You didn’t even have to be a public figure. You could be related to one—you would probably eventually go on to benefit from nepotism. A paragraph in a quaint 2006 Washingtonian story about Facebook neatly summarizes the threat faced by any youth with any tie to fame at the time:
For college-age children of celebrities, the Facebook can cause unwanted attention. Luke Russert, son of NBC’s Tim Russert and a Boston College student, got into trouble when Gawker.com picked up his Facebook photo—Luke in a hot tub surrounded by scantily clad coeds. The profile was quickly taken down. Phil Alito, son of Supreme Court nominee Samuel Alito, also had a profile up, blogger Wonkette revealed.
Gawker built characters—some against their will, some not (the “fameballs”)—and covered them almost as relentlessly as they would Tom Cruise or Dick Cheney. By the late 2000s, the media was experiencing full Gawker panic (we are now in the era of BuzzFeed panic), with long examinations of what Denton hath wrought. “The status of Gawker rose as the overall status of its subjects declined, and it was this that made Gawker appear at times a reprehensible bully. You could say that as Gawker Media grew, from Gawker’s success, Gawker outlived the conditions for its existence,” n+1 argued way back in 2008.
In 2006, a Yale student’s video resume caught the attention of Gawker, which named him the charter member of the “Douchebag Hall of Fame.” Gawker solicited “information on titanic douchebag Aleksey Vayner,” which got responses like:
I graduated in June and remember this [douchebag] talking way too loudly in the dining hall. In between powering whole chickens, he would high-five the smarmy, mustachioed dining hall managers and, in general, had the air of a slightly thick Afrikaner rugby player just chilling during apartheid. He also had atrocious arm acne.
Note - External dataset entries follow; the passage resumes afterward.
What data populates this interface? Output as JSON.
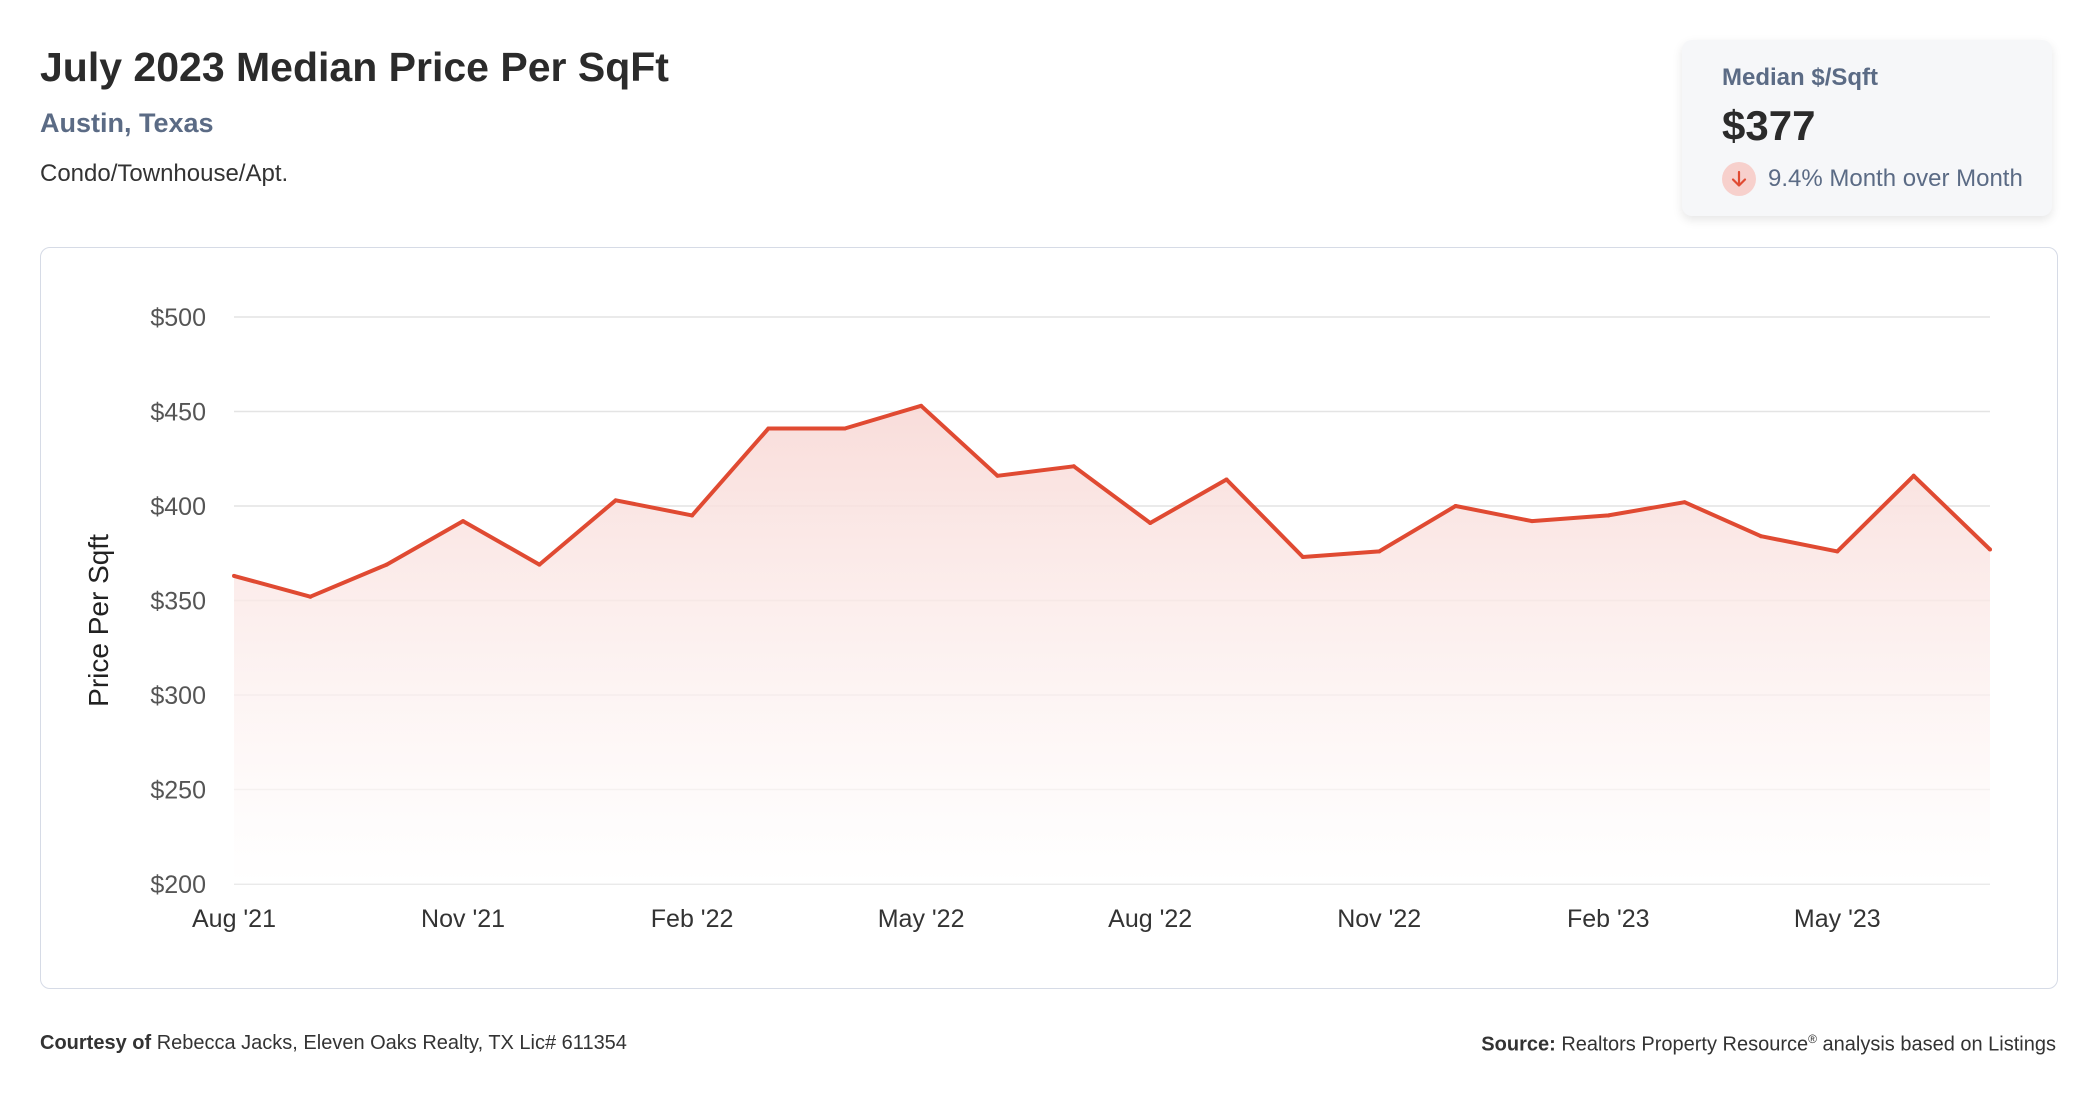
{
  "header": {
    "title": "July 2023 Median Price Per SqFt",
    "location": "Austin, Texas",
    "property_type": "Condo/Townhouse/Apt."
  },
  "stat_card": {
    "label": "Median $/Sqft",
    "value": "$377",
    "change_text": "9.4% Month over Month",
    "change_direction": "down",
    "change_icon": "arrow-down-icon"
  },
  "colors": {
    "line": "#e04a32",
    "fill_top": "#f8d9d6",
    "grid": "#e4e4e4",
    "label_muted": "#5b6b85"
  },
  "chart_data": {
    "type": "area",
    "title": "",
    "xlabel": "",
    "ylabel": "Price Per Sqft",
    "ylim": [
      200,
      500
    ],
    "y_ticks": [
      200,
      250,
      300,
      350,
      400,
      450,
      500
    ],
    "y_tick_labels": [
      "$200",
      "$250",
      "$300",
      "$350",
      "$400",
      "$450",
      "$500"
    ],
    "x_tick_labels": [
      "Aug '21",
      "Nov '21",
      "Feb '22",
      "May '22",
      "Aug '22",
      "Nov '22",
      "Feb '23",
      "May '23"
    ],
    "x_tick_indices": [
      0,
      3,
      6,
      9,
      12,
      15,
      18,
      21
    ],
    "categories": [
      "Aug '21",
      "Sep '21",
      "Oct '21",
      "Nov '21",
      "Dec '21",
      "Jan '22",
      "Feb '22",
      "Mar '22",
      "Apr '22",
      "May '22",
      "Jun '22",
      "Jul '22",
      "Aug '22",
      "Sep '22",
      "Oct '22",
      "Nov '22",
      "Dec '22",
      "Jan '23",
      "Feb '23",
      "Mar '23",
      "Apr '23",
      "May '23",
      "Jun '23",
      "Jul '23"
    ],
    "values": [
      363,
      352,
      369,
      392,
      369,
      403,
      395,
      441,
      441,
      453,
      416,
      421,
      391,
      414,
      373,
      376,
      400,
      392,
      395,
      402,
      384,
      376,
      416,
      377
    ],
    "grid": true,
    "legend": "none"
  },
  "footer": {
    "courtesy_label": "Courtesy of",
    "courtesy_text": "Rebecca Jacks, Eleven Oaks Realty, TX Lic# 611354",
    "source_label": "Source:",
    "source_name": "Realtors Property Resource",
    "source_mark": "®",
    "source_rest": "analysis based on Listings"
  }
}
You can feel the tipster straining to imitate the Gawker style, building an indictment out of relatively minor social infractions, such as engaging with workers in the school cafeteria. Everyone wanted to write like Gawker! Vayner was hounded by the internet and eventually changed his name. He died, at 29, in 2013. After Vayner's death, CNBC’s John Carney wrote:
Looking back now, I think its safe to say that Vayner was in some ways a victim of technological innovation. YouTube was less than a year old. The ability to include a link to a video on your resume was brand new. The rules for such things weren’t yet well-understood. Someone was bound to make an epic error in judgment. Vayner got to be that someone.
The rules are now better understood. What’s also understood is that everyone has embarrassing photos of themselves somewhere. Everyone has stupid party photos on Facebook, or nude photos on some forgotten flip phone, or stray comments on a random YouTube video, or Gchat transcripts that could indict you on far worse crimes than douchebaggery.
People used to sort of shrug—anyone dumb enough to put something embarrassing online deserves the epic humiliation that might come from it. But that sentiment is fading. Now we can look at someone like an outed Condé Nast executive and think, “That could be me.”